Marchands: «nous nous sommes fait voler cette finale»

Un peu tout le monde dans le camp des Marchands de Shippagan est d’avis que les nombreuses suspensions, particulièrement celles des frères Bezeau (Billy et Tommy), expliquent en grande partie la finale expéditive auxquels les partisans ont eu droit.

Même que le défenseur Marc-Antoine Robichaud croit encore que les Marchands avaient l’équipe pour remporter le championnat.

«Nous ne nous sommes pas fait déclasser en finale. C’est sûr que les Alpines ont une très bonne équipe, sauf que je crois que les Marchands n’ont pas su montrer leur vrai visage. Ç’a été très difficile pour nous avec toutes ces suspensions qui nous sont tombées dessus jusqu’à la toute fin des séries», révèle Robichaud.

Le gardien Guillaume Chiasson était convaincu que la finale serait bien plus longue.

«Nous nous attendions à une longue série, mais les Alpines ont joué du beau hockey. De notre côté, nous avons bien commencé la série jusqu’à ce que les Bezeau écopent de suspensions non méritées. Ça nous a beaucoup affectés», mentionne Chiasson.

«Honnêtement, je considère que nous nous sommes fait voler cette finale. C’est vraiment décevant parce que nous aurions pu prendre facilement les devants 2-0 dans la finale sans ça», indique le portier des Marchands.

L’entraîneur des Marchands Dave Cowan était lui aussi fort déçu des événements.

«Ç’a été de beaux matchs en finale et avec un peu de chance nous aurions pu prendre les devants 2-0 dans la série, dit-il. Les Alpines avaient le meilleur club avec une belle profondeur. Ils nous ont battus sur la glace.»

Cowan est cependant d’avis que les incidents hors glace ont énormément nui à son équipe.

«En raison des suspensions et des blessures, la demi-finale contre Caraquet, qui s’est rendue à sept matchs, a été plus difficile que nous l’avions anticipé», affirme Cowan.

«Nous nous sommes laissés déranger par des trucs qui n’avaient rien à voir avec le hockey. Les gars se sont mis une pression inutile sur les épaules. Nous avons gaspillé beaucoup trop d’énergie avec ça. C’est devenu drainant à la longue.
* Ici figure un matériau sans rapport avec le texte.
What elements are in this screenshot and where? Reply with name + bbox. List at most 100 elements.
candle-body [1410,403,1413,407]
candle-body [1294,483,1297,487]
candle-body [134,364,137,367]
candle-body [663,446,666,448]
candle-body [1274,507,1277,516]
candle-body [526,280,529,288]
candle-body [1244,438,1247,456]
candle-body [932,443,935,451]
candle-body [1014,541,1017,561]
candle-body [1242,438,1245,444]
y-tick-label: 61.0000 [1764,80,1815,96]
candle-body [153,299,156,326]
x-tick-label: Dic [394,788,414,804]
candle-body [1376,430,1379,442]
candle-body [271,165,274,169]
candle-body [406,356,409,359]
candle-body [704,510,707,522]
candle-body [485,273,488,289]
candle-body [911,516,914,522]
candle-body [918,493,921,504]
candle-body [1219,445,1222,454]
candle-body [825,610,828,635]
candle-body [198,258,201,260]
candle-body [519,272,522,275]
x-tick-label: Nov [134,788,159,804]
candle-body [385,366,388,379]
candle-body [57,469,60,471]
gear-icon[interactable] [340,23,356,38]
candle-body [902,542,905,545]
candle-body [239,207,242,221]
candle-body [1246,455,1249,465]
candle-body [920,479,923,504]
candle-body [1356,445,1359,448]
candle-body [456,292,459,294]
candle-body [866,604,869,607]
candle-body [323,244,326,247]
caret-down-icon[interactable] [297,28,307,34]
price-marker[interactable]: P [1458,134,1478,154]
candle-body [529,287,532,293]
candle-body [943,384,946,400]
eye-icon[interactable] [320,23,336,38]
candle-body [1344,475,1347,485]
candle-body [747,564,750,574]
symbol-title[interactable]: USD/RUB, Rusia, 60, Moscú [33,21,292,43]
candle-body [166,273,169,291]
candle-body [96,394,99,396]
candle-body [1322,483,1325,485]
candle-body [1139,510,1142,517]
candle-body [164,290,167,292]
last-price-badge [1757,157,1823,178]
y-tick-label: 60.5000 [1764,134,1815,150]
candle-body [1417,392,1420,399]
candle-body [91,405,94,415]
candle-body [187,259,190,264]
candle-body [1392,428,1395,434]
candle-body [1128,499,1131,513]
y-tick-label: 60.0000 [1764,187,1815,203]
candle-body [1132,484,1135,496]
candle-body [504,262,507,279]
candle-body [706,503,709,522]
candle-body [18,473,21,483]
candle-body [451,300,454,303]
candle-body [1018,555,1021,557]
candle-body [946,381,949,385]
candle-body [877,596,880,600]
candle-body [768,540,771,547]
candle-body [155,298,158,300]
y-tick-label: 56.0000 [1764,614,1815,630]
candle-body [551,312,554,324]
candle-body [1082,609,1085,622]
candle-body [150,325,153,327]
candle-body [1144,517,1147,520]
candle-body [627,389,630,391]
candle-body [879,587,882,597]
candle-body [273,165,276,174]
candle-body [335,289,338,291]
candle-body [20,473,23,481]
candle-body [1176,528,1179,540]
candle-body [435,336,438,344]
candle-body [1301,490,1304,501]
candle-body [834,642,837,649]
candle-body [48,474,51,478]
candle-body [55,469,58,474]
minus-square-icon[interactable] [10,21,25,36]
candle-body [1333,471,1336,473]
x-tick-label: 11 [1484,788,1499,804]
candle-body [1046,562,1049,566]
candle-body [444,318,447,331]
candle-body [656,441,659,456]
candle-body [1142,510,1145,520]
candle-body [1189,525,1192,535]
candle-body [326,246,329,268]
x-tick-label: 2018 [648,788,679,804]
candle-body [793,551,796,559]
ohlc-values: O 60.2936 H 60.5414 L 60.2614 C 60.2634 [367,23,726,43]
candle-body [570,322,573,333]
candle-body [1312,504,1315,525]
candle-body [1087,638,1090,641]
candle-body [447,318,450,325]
Et en raison des médias sociaux, où certains de nos joueurs ont dû composer avec des attaques personnelles, cette frustration est devenue impossible à gérer», explique-t-il.

Cette frustration, souligne Cowan, n’a jamais vraiment diminué à la suite des événements du deuxième match de la série contre les Acadiens, où une pluie de suspensions ont été décernées.

«J’aurais aimé que les arbitres escortent mes joueurs chassés du match jusqu’à l’extérieur de la patinoire ce soir-là, comme ça aurait dû être fait. Là, s’ils étaient revenus sur la glace ils auraient mérité une suspension. Mais au lieu de ça, les arbitres ont laissé mes gars dans le bain et ça n’a fait qu’empirer les choses», confie-t-il.

Un autre truc qui a dérangé Cowan est la décision d’amorcer la finale aussi rapidement, soit moins de 48 heures après le septième match de leur demi-finale.

«C’est incompréhensible à mes yeux, d’autant plus que la ligue voulait au départ que ça débute dès le lendemain. J’ai moi-même appelé pour demander à ce que nous ayons quelques jours de repos, question de calmer nos émotions. Il ne faut pas oublier qu’il y avait des rumeurs de protêt qui flottaient dans l’air après la septième partie. Ce n’est pas une excuse qui explique notre élimination en quatre matchs en finale, mais ç’a rendu les choses encore plus difficiles», indique Cowan.

«À aucun moment je n’ai senti que la ligue était derrière nous. Il me semble qu’une ligue devrait être derrière chacune de ses équipes», ajoute le pilote des Marchands.